I realize that you are referring to ICSM and tactical missiles but what is the feasibility of a cruise missile making it through? The maximum range for a subsonic cruise missile capable of carrying a nuclear warhead is about 600 miles. Since they have terrain mapping capabilities that enable them to fly nape of the earth flight plans, isn’t it theoretically possible for one to get through?

In short, no. The US (and Canada – NORAD is a joint operation) have an extremely tight air defense. We routinely busted drug runners coming in flying NOE (nap of the earth) in small little Cessnas.

Theoretically, yes. The human error factor will always allow this, however unlikely with all the eyes on various radar screens in the Mountain.

Actually, that’s almost exactly like the movie. The Superbowl is in Baltimore, but it’s still an Israeli bomb lost during the Yom Kippur War, IIRC. And I do remember the nuclear team saying it was an American made bomb/made from uranium or plutonium processed in an American facility.

Savannah River, to be exact.

A single engine Cessna has a comparatively huge radar cross section (RCS) signature, though. A composite-body low observable subsonic cruise missile, on the other hand, has the RCS signature of a large bird. A cruise missile like the AGM-129 or the Russian Kh-55 Granat (NATO: AS-15 ‘Kent’) is designed to and could likely penetrate modern air defenses in less guarded areas. The problem is getting these weapons in range; the above-mentioned missiles are air-launch, though the Kh-55 also reputed has a submarine launched variant (similar to the sub-launched version of the BGM-109 Tomahawk, but longer range). Clearly it would take a well-equipped military to launch a strategic attack on the US with cruise missiles, but for regional conflicts they are an ideal way to get around early detection and anti-ballistic missile defense systems.

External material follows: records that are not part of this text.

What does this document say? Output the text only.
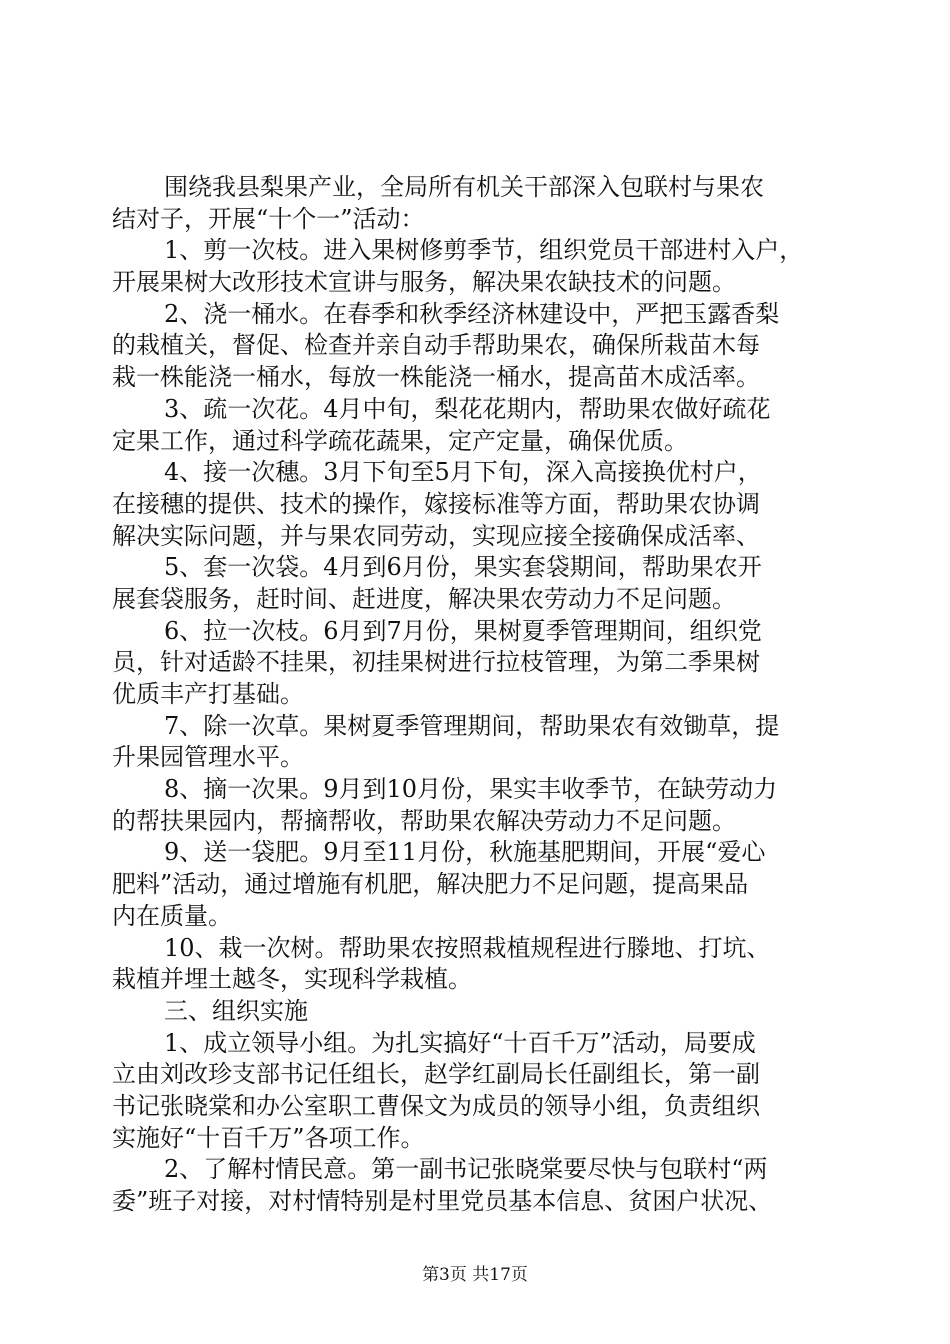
围绕我县梨果产业，全局所有机关干部深入包联村与果农
结对子，开展“十个一”活动：
1、剪一次枝。进入果树修剪季节，组织党员干部进村入户，
开展果树大改形技术宣讲与服务，解决果农缺技术的问题。
2、浇一桶水。在春季和秋季经济林建设中，严把玉露香梨
的栽植关，督促、检查并亲自动手帮助果农，确保所栽苗木每
栽一株能浇一桶水，每放一株能浇一桶水，提高苗木成活率。
3、疏一次花。4月中旬，梨花花期内，帮助果农做好疏花
定果工作，通过科学疏花蔬果，定产定量，确保优质。
4、接一次穗。3月下旬至5月下旬，深入高接换优村户，
在接穗的提供、技术的操作，嫁接标准等方面，帮助果农协调
解决实际问题，并与果农同劳动，实现应接全接确保成活率、
5、套一次袋。4月到6月份，果实套袋期间，帮助果农开
展套袋服务，赶时间、赶进度，解决果农劳动力不足问题。
6、拉一次枝。6月到7月份，果树夏季管理期间，组织党
员，针对适龄不挂果，初挂果树进行拉枝管理，为第二季果树
优质丰产打基础。
7、除一次草。果树夏季管理期间，帮助果农有效锄草，提
升果园管理水平。
8、摘一次果。9月到10月份，果实丰收季节，在缺劳动力
的帮扶果园内，帮摘帮收，帮助果农解决劳动力不足问题。
9、送一袋肥。9月至11月份，秋施基肥期间，开展“爱心
肥料”活动，通过增施有机肥，解决肥力不足问题，提高果品
内在质量。
10、栽一次树。帮助果农按照栽植规程进行滕地、打坑、
栽植并埋土越冬，实现科学栽植。
三、组织实施
1、成立领导小组。为扎实搞好“十百千万”活动，局要成
立由刘改珍支部书记任组长，赵学红副局长任副组长，第一副
书记张晓棠和办公室职工曹保文为成员的领导小组，负责组织
实施好“十百千万”各项工作。
2、了解村情民意。第一副书记张晓棠要尽快与包联村“两
委”班子对接，对村情特别是村里党员基本信息、贫困户状况、
第3页 共17页
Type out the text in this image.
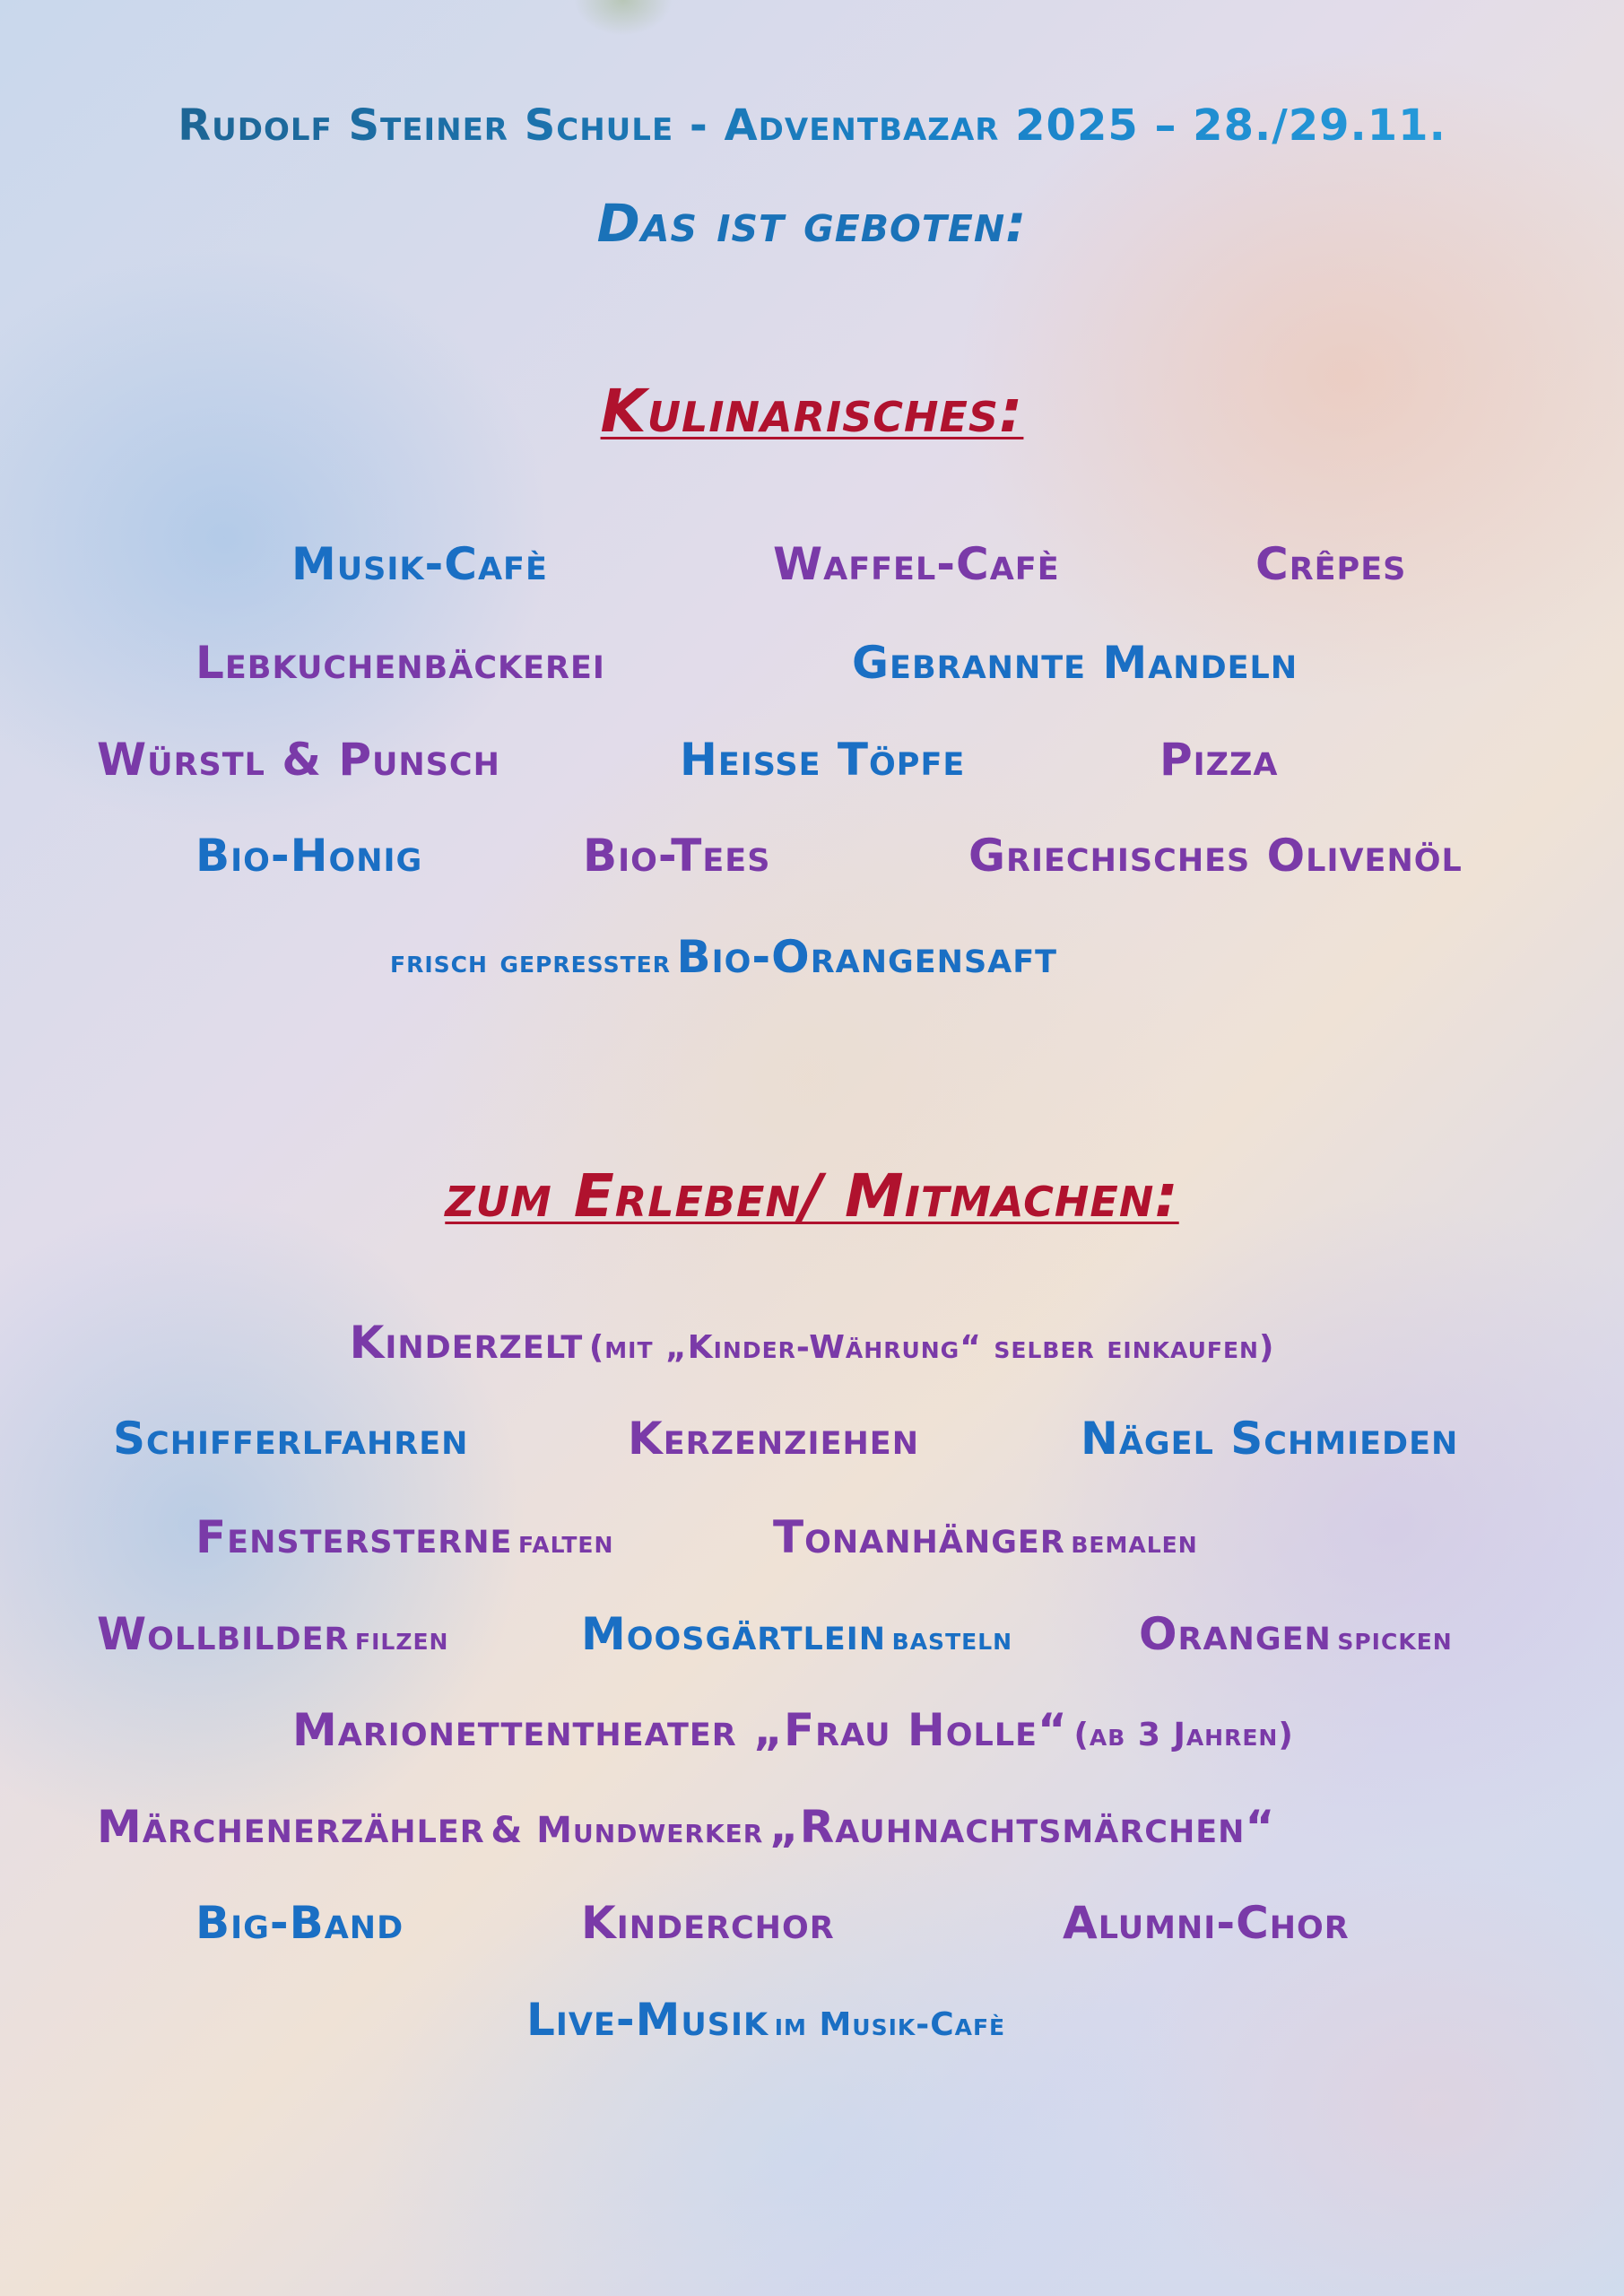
Rudolf Steiner Schule - Adventbazar 2025 – 28./29.11.
Das ist geboten:
Kulinarisches:
Musik-Cafè	Waffel-Cafè	Crêpes
Lebkuchenbäckerei	Gebrannte Mandeln
Würstl & Punsch	Heisse Töpfe	Pizza
Bio-Honig	Bio-Tees	Griechisches Olivenöl
frisch gepresster Bio-Orangensaft
zum Erleben/ Mitmachen:
Kinderzelt (mit „Kinder-Währung“ selber einkaufen)
Schifferlfahren	Kerzenziehen	Nägel Schmieden
Fenstersterne falten	Tonanhänger bemalen
Wollbilder filzen	Moosgärtlein basteln	Orangen spicken
Marionettentheater „Frau Holle“ (ab 3 Jahren)
Märchenerzähler & Mundwerker „Rauhnachtsmärchen“
Big-Band	Kinderchor	Alumni-Chor
Live-Musik im Musik-Cafè
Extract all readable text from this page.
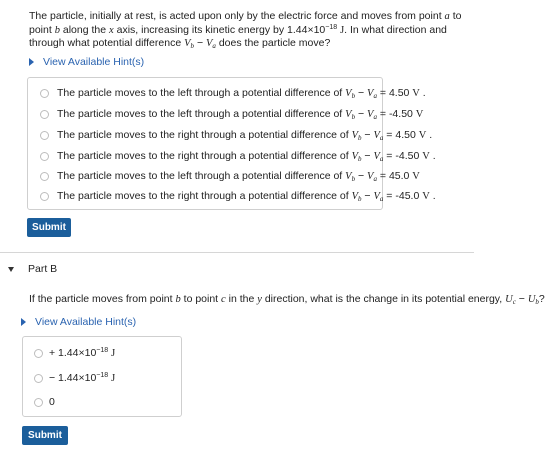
The particle, initially at rest, is acted upon only by the electric force and moves from point a to point b along the x axis, increasing its kinetic energy by $1.44\times 10^{-18}$ J. In what direction and through what potential difference $V_b - V_a$ does the particle move?
View Available Hint(s)
The particle moves to the left through a potential difference of $V_b - V_a = 4.50$ V .
The particle moves to the left through a potential difference of $V_b - V_a = -4.50$ V
The particle moves to the right through a potential difference of $V_b - V_a = 4.50$ V .
The particle moves to the right through a potential difference of $V_b - V_a = -4.50$ V .
The particle moves to the left through a potential difference of $V_b - V_a = 45.0$ V
The particle moves to the right through a potential difference of $V_b - V_a = -45.0$ V .
Submit
Part B
If the particle moves from point b to point c in the y direction, what is the change in its potential energy, $U_c - U_b$?
View Available Hint(s)
+ $1.44\times 10^{-18}$ J
− $1.44\times 10^{-18}$ J
0
Submit
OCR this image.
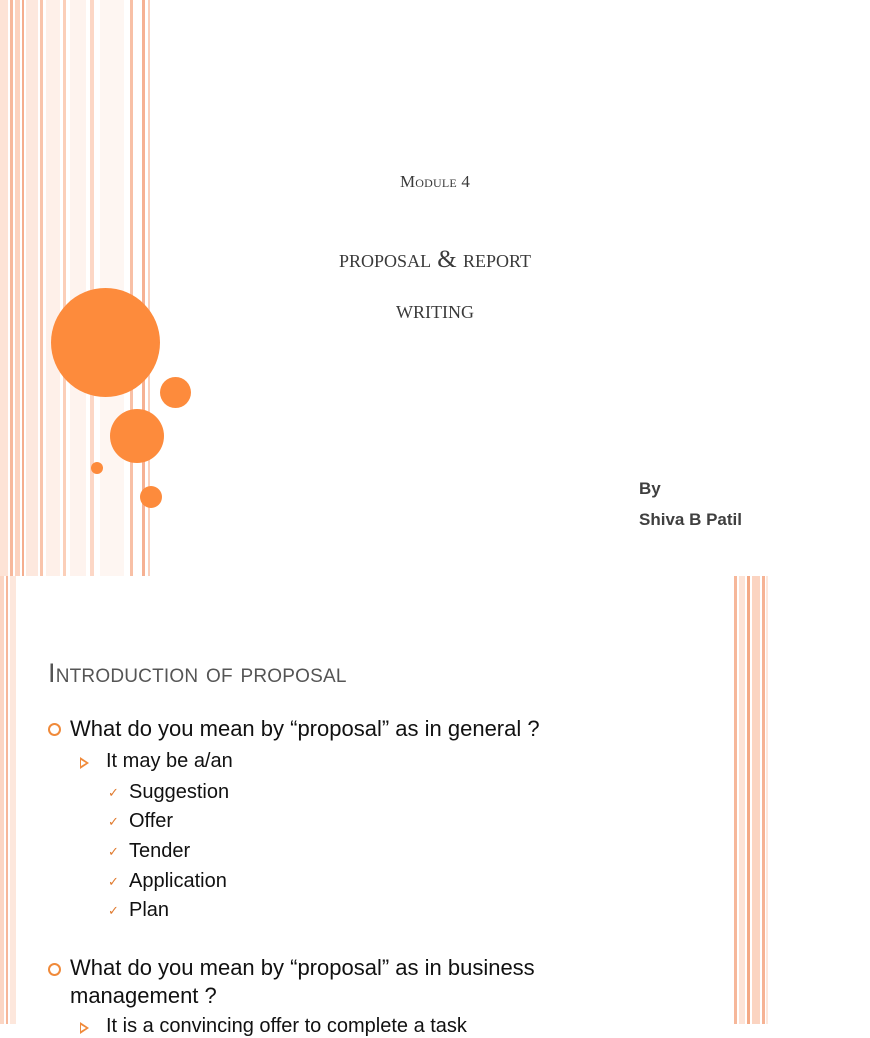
Module 4
proposal & report
writing
By
Shiva B Patil
Introduction of proposal
What do you mean by “proposal” as in general ?
It may be a/an
✓ Suggestion
✓ Offer
✓ Tender
✓ Application
✓ Plan
What do you mean by “proposal” as in business
management ?
It is a convincing offer to complete a task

Or you can build this thing: SLAM:*Apart from the thermonuclear warheads, SLAM itself was also a very formidable weapon. The sonic boom of a 25+ m long vehicle flying at Mach 3+ at 300 m altitude would cause severe destruction in non-hardened structures on the ground. Additionally, the nuclear ramjet continuously left a trail of highly radioactive dust, which would seriously contaminate the area below the missile. Finally, when the SLAM eventually crashed itself at the end of the mission, it would leave a wreckage of a very hot and radioactive (“dirty”) nuclear reactor.*Not low-observable, of course, but it would be a hideously destructive threat nonetheless.

Stranger

Yeah, the big difference is that the bad guys went from being Islamic extremists in the book, to the much more plausible Austrian neo-Nazis in the movie.

A weird thing in the Clancy-verse is that nobody ever talks about the Denver bombing. When characters are outraged about terrorism they talk about 9/11. You’d think somebody would say, “Yeah, that was bad, but not as bad as that time they nuked Denver.”

Even stranger, since 9/11 would have been the second (and possibly less destructive) suicide airliner attack on America in the Clancyverse. The first the time being when that Japanese airline pilot flew his 747 right into the Capitol Building, killing the President, at least half the Congress, and probably several thousand staffers and visitors.